Chinese Issuers Feel Chill in Offshore Bond Market
Sales of China’s dollar-denominated corporate bonds in July declined to the lowest level in two years amid mounting default concerns and tightening regulatory approvals for bond sales.
Chinese non-financial issuers sold a total of $2.9 billion of offshore bonds in July, the lowest monthly sales since August 2016 and less than one-fifth of the level in July 2017, data from Bloomberg showed.
Chinese companies’ total offshore bond sales, including financial issuers, also declined. Chinese companies sold a total of $44.5 billion of dollar-denominated bonds in the second quarter, down 20% from the same period in 2017, data from United Credit Ratings Co. showed.
The sharp drop came after Chinese companies rushed to sell bonds offshore since last year as domestic regulators’ deleveraging campaign drove up financing costs at home. Chinese offshore corporate bond sales reached as high as $17.3 billion in March but started to decline in the second quarter and went into a nosedive since June.

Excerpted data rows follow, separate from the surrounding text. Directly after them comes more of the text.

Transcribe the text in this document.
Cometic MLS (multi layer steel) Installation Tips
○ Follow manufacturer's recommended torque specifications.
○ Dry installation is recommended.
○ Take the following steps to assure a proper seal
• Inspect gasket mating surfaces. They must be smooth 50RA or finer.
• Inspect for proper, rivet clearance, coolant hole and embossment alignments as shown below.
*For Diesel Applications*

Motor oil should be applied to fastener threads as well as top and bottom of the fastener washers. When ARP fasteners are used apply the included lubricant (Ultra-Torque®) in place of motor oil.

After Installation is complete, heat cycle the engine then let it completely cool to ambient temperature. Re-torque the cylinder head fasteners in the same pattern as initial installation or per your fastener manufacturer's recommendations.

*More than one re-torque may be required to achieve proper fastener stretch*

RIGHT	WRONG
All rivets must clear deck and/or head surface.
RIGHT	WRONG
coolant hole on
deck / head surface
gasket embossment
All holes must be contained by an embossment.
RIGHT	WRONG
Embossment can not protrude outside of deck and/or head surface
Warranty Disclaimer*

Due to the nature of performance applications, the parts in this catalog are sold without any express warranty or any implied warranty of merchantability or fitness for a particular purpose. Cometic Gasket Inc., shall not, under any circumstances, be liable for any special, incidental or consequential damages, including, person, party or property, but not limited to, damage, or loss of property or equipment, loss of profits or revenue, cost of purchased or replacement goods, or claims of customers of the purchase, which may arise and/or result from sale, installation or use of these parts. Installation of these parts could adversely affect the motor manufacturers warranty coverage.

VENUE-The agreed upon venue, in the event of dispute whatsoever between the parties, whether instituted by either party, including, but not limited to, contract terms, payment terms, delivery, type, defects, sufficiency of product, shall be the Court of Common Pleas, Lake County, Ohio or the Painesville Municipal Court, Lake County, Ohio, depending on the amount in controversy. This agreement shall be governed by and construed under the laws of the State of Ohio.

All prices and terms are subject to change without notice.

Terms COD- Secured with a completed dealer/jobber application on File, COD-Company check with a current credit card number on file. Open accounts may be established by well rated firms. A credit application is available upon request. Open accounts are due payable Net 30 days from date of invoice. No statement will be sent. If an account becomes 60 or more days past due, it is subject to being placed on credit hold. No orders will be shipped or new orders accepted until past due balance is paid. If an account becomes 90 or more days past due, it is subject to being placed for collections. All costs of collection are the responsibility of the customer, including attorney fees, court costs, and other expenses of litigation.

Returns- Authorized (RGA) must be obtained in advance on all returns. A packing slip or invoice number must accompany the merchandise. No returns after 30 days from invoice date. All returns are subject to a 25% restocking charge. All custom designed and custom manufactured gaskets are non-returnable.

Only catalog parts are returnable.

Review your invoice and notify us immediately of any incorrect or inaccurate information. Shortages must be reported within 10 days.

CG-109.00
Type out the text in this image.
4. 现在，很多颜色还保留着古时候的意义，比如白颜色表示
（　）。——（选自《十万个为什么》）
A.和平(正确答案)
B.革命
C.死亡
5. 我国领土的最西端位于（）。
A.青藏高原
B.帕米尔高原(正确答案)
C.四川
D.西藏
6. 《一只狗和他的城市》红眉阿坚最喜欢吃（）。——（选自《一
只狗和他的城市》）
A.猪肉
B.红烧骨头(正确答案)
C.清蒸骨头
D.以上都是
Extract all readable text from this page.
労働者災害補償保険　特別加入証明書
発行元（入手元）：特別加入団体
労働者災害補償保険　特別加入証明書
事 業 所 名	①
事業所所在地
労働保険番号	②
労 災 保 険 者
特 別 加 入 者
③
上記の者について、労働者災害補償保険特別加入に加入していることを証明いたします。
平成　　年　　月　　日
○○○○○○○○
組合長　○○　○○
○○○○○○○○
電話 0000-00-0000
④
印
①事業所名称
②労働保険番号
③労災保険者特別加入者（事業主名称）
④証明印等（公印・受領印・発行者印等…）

More than one-third of the offshore bond issuers in the second quarter were property developers, which have suffered narrowing access to financing in the domestic capital market due to regulatory controls to cool down the overheated sector. The decline in developers’ offshore bond sales was not as significant as for other sectors, but some issuers sold their bonds at a coupon rate of more than 10%, nearly double the average rate.
Several credit rating firms attributed the decline in offshore corporate bonds to tightening regulatory approvals for cross-border borrowing due to concerns about the build-up of companies’ overseas debt.
The National Development and Reform Commission (NDRC), China's top economic planner, has tightened scrutiny of offshore credit issuance since April to rein in debt growth, according to Lan Ying, the head of debt capital markets of Ping An Bank’s Shanghai Free Trade Zone Branch.
But bonds maturing in a year or less do not need approval by the NDRC, which has pushed many Chinese developers to sell short-term bonds in overseas markets since late May to bypass the offshore issuance quota.
In late June, the NDRC and the Ministry of Finance issued a joint notice highlighting risks of the overseas bond market and limiting the use of proceeds from offshore bonds sold by developers to repaying existing debt instead of investing in domestic property projects and replenishing working capital.
Rising defaults on domestic corporate debts are also raising fears that onshore risks might spread into the offshore bond market, Lan said.
Wayne Lai, Fitch Ratings’ associate director of corporate ratings, said global investors are more risk-averse with rising risks in emerging markets and escalating trade disputes.
Lai added that the recent sharp depreciation of the yuan has increased Chinese issuers’ burden to repay dollar-denominated bonds.
Even though defaults on Chinese offshore corporate bonds are rare so far, a recent default by an oil and gas producer sparked fears of further defaults on offshore bonds.
China Energy Reserve missed repayment of three-year dollar bonds that matured May 11. Although the company paid interest to bondholders in following weeks, it announced a default on the $350 million principal on May 25 in a regulatory filing in Hong Kong, citing a “liquidity crunch.”
But China’s recent easing signs are expected to restore overseas investors’ confidence in Chinese offshore corporate bonds.
In a meeting last month, the State Council, China’s cabinet, pledged proactive fiscal policies that include boosting infrastructure investment and lending to companies.
The People’s Bank of China also recently loaned 502 billion yuan to financial institutions via its one-year medium-term lending facility to increase loans to companies.
The supportive policies have been reflected in the prices of Chinese offshore corporate bonds. The spread between the yields of Chinese offshore corporate bonds and U.S. Treasury bonds has been shrinking since mid-July.